Commissaires de Superhost : Pourriez-vous résumer les notions clés portées par ce projet ?

FP : Je peux peut-être le formuler sous forme de questions. L’une des questions est la suivante : quel est le coût de main-d’œuvre d’un programme public d’une durée d’un an ?

Commissaires de Superhost : D’accord, c’en est une.

FP : La deuxième question est: peut-on se le permettre ? Une autre est: que considère-t-on comme de la main-d’œuvre dans le cadre d’un tel projet ?

Commissaires de Superhost: Et comment concevez-vous la notion de travail ?

FP: Il s’agit aussi de ce qui façonne le travail qu’on accomplit. Quand on élabore et produit des événements publics ou des expositions, quelles sont les forces en jeu qui façonnent ce qu’on fait et les décisions qu’on prend ? On accorde de la valeur aux choses qu’on trouve importantes, mais on travaille aussi dans un système qui donne de la valeur (souvent différente) à des choses similaires. Quelles en sont les frictions et comment y faire face ? Et une autre question est : comment ne pas intérioriser et individualiser les choses qui ne fonctionnent pas dans ce système de production? Comment partager des expériences liées aux conditions de travail ? Finalement, en ce qui me concerne, c’est une question de risque : comment mutualiser le risque ? On prend tous, tout le temps, des risques et on tente d’en individualiser une grande partie.

Commissaires de Superhost : Votre pratique consiste aussi à être très transparente, à rendre les choses visibles et à partager l’attention ou un niveau d’attention pour certaines choses. Je comprends que votre proposition est d’être transparente sur vos préoccupations, vos intérêts, vos doutes, votre processus et vos relations en tant qu’artiste.

FP : Oui, je pense que c’est une très bonne description.

Conversation tenue en janvier 2021 entre Anne-Claire Schmitz, Joanna Zielińska et Falke Pisano. La version intégrale de cette conversation peut être lue dans le guide du visiteur de Superhost.

À propos de l’artiste

Falke Pisano vit et travaille à Rotterdam.
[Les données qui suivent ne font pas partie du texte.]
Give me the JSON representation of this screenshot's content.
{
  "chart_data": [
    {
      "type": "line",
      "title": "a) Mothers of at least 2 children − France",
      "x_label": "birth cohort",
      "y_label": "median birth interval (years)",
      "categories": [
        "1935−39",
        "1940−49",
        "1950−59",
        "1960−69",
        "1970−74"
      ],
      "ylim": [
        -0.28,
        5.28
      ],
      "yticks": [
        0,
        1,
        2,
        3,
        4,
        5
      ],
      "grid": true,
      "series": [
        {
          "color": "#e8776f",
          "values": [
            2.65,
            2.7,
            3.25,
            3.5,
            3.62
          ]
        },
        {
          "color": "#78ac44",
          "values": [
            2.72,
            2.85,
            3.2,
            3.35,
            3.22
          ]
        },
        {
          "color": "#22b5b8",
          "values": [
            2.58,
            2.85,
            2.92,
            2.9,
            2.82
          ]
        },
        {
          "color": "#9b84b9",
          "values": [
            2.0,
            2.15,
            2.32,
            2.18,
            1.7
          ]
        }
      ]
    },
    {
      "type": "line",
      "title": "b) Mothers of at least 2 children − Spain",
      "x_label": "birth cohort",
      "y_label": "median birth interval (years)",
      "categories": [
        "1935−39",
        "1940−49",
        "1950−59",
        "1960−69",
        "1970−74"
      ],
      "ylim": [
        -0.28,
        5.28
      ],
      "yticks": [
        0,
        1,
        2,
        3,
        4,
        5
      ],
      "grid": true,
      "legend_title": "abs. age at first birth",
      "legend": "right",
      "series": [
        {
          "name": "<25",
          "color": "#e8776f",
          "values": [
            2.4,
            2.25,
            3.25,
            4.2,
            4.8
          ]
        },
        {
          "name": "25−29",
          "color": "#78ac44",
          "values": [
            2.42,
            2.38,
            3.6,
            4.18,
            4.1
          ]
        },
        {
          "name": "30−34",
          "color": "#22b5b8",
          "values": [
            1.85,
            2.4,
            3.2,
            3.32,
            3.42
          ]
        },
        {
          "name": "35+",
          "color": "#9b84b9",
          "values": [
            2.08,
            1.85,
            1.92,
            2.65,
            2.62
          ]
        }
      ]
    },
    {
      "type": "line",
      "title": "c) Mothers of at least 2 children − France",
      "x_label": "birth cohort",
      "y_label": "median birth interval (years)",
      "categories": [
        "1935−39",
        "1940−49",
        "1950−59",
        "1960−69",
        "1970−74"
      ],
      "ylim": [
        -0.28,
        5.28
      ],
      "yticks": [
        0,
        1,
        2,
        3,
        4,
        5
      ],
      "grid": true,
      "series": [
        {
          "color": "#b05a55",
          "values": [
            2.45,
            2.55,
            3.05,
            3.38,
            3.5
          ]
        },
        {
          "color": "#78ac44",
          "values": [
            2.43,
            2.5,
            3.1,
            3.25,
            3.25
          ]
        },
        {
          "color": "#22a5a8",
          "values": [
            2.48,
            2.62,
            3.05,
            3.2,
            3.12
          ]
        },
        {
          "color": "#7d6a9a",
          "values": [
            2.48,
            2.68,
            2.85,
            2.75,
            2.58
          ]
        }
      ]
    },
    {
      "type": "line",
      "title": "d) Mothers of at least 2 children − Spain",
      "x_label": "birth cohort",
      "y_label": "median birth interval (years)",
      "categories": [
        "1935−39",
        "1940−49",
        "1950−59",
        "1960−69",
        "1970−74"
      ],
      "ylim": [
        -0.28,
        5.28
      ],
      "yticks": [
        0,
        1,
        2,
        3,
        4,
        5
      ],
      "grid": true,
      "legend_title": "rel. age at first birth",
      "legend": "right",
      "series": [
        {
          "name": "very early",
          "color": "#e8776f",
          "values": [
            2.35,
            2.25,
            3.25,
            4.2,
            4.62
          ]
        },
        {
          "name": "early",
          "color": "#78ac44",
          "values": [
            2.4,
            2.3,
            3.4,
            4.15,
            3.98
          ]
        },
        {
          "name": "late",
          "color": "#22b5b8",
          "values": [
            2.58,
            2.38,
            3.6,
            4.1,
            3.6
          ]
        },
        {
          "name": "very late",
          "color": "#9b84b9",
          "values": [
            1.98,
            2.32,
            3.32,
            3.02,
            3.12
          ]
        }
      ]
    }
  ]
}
Sa pratique englobe la sculpture, l’installation, la performance, la vidéo et des publications d’artistes. Sa pratique artistique examine les manières dont les systèmes de pensée sont structurés, formalisés et finalement présentés comme étant naturels. Ses séries d’œuvres sont le fruit de cycles de recherche à long terme qui approfondissent des sujets spécifiques et sapent les cadres de connaissance conventionnels en provoquant un échange continu entre langages, idées, matériaux et formes.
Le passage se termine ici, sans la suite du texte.